No variation of this Contract shall be effective unless it is in writing and signed by the parties (or their authorised representatives).
9.4 Waiver.
No failure or delay by a party to exercise any right or remedy provided under the Contract or by law shall constitute a waiver of that or any other right or remedy, nor shall it prevent or restrict the further exercise of that or any other right or remedy. No single or partial exercise of such right or remedy shall prevent or restrict the further exercise of that or any other right or remedy.
9.5 Severance.
If any provision or part-provision of the Contract is or becomes invalid, illegal, or unenforceable, it shall be deemed deleted, but that shall not affect the validity and enforceability of the rest of the Contract. If any provision of the Contract is deemed deleted under this Condition 9.5 the parties shall negotiate in good faith to agree a replacement provision that, to the greatest extent possible, achieves the intended commercial result of the original provision.
9.6 Notices.
Any notice or other communication given to a party under or in connection with the Contract shall be in writing and shall be delivered by hand or by pre-paid first-class post or other next working day delivery service at its registered office (if a company or the Seller) or its principal place of business (in any other case).
9.7 Third party rights.
Unless it expressly states otherwise, the Contract does not give rise to any rights under the Contracts (Rights of Third Parties) Act 1999 to enforce any term of the Contract.

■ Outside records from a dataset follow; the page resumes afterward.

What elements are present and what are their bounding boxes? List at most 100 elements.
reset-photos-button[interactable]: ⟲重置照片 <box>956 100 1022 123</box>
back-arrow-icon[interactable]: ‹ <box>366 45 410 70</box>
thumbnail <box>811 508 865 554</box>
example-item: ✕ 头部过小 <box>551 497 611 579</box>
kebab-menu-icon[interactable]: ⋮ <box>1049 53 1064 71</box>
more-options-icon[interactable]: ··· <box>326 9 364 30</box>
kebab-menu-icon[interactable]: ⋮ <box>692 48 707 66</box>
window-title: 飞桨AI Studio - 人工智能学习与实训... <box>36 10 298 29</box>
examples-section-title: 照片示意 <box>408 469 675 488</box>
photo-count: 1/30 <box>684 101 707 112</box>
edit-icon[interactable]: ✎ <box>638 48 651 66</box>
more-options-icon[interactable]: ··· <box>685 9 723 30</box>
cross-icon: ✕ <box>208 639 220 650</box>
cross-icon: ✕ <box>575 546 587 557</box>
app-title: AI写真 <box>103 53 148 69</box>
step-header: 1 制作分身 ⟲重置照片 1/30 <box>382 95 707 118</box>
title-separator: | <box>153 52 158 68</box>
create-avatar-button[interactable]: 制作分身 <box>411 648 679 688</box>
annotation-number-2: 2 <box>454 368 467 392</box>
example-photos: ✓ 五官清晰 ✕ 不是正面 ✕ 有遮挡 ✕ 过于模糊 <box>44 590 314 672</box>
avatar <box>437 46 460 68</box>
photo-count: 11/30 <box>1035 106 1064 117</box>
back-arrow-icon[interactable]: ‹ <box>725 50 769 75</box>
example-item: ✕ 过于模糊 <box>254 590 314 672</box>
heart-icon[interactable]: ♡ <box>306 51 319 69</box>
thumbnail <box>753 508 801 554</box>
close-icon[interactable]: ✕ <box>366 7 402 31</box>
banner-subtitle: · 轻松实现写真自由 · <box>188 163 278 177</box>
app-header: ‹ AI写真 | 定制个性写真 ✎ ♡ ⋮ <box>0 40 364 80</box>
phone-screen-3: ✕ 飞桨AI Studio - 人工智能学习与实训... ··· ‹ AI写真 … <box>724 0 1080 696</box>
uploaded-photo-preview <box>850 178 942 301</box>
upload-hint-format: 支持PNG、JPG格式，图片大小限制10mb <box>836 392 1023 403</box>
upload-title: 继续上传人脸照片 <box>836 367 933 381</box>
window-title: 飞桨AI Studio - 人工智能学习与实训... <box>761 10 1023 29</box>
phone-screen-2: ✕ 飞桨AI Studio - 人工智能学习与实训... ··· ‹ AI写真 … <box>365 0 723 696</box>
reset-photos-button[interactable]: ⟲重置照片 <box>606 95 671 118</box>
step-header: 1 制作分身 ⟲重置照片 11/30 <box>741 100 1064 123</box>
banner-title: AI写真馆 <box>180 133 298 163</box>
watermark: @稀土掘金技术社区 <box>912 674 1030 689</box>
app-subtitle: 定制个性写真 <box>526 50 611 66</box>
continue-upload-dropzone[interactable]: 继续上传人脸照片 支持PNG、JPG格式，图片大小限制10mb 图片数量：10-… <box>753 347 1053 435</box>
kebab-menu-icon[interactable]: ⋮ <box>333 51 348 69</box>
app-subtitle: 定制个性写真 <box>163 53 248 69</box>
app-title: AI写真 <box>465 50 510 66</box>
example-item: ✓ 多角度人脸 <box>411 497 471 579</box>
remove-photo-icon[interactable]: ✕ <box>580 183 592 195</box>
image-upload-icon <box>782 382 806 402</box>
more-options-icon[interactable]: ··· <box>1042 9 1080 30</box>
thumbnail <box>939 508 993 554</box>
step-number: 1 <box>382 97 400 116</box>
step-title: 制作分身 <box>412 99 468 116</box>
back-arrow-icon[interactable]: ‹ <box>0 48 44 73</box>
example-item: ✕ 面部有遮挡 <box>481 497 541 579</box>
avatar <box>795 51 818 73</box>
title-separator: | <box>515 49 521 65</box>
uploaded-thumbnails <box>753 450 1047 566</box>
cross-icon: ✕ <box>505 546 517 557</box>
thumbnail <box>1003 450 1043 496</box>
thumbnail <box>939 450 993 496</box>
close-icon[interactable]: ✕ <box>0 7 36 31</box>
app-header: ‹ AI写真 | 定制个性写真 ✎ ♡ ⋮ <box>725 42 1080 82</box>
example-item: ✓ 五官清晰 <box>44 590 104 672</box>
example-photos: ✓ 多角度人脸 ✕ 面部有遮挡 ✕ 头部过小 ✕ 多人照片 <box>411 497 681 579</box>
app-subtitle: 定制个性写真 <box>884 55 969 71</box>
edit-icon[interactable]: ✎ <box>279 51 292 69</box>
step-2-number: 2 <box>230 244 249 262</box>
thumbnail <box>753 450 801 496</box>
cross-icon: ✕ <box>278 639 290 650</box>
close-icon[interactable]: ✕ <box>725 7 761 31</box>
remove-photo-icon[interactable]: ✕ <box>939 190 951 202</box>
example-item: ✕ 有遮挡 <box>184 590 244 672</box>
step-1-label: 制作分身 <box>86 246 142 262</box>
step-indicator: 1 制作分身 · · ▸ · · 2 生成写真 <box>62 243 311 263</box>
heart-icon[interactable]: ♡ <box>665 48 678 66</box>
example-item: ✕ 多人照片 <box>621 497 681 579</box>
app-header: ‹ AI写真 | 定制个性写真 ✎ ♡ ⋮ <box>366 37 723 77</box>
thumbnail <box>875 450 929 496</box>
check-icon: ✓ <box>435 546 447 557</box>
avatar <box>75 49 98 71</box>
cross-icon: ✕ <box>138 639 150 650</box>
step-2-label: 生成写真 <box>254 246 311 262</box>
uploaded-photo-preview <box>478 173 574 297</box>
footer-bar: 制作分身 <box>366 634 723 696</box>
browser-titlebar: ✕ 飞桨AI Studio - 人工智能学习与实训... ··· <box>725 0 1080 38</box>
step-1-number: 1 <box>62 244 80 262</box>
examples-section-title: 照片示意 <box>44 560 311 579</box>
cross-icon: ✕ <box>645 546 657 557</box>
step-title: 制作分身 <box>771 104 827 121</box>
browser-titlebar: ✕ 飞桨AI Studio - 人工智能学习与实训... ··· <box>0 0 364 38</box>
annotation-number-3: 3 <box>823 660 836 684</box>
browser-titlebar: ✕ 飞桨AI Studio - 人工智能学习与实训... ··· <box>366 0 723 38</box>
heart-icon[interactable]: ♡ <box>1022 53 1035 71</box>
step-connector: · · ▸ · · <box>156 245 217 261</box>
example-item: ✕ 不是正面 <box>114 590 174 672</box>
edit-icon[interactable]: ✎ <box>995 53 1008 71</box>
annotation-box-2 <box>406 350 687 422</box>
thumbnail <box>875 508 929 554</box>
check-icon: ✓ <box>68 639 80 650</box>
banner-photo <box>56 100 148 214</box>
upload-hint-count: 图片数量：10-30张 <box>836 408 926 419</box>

9.8 Governing law and Jurisdiction.
The contract, and any dispute or claim (including non-contractual disputes or claims) arising out of or in connection with it or its subject matter or formation, shall be governed by and construed in accordance with the law of England and Wales and the parties irrevocably agrees that the courts of England and Wales shall have exclusive jurisdiction to settle any dispute or claim (including non-contractual disputes or claims) arising out of or in connection with the Contract or its subject matter or formation.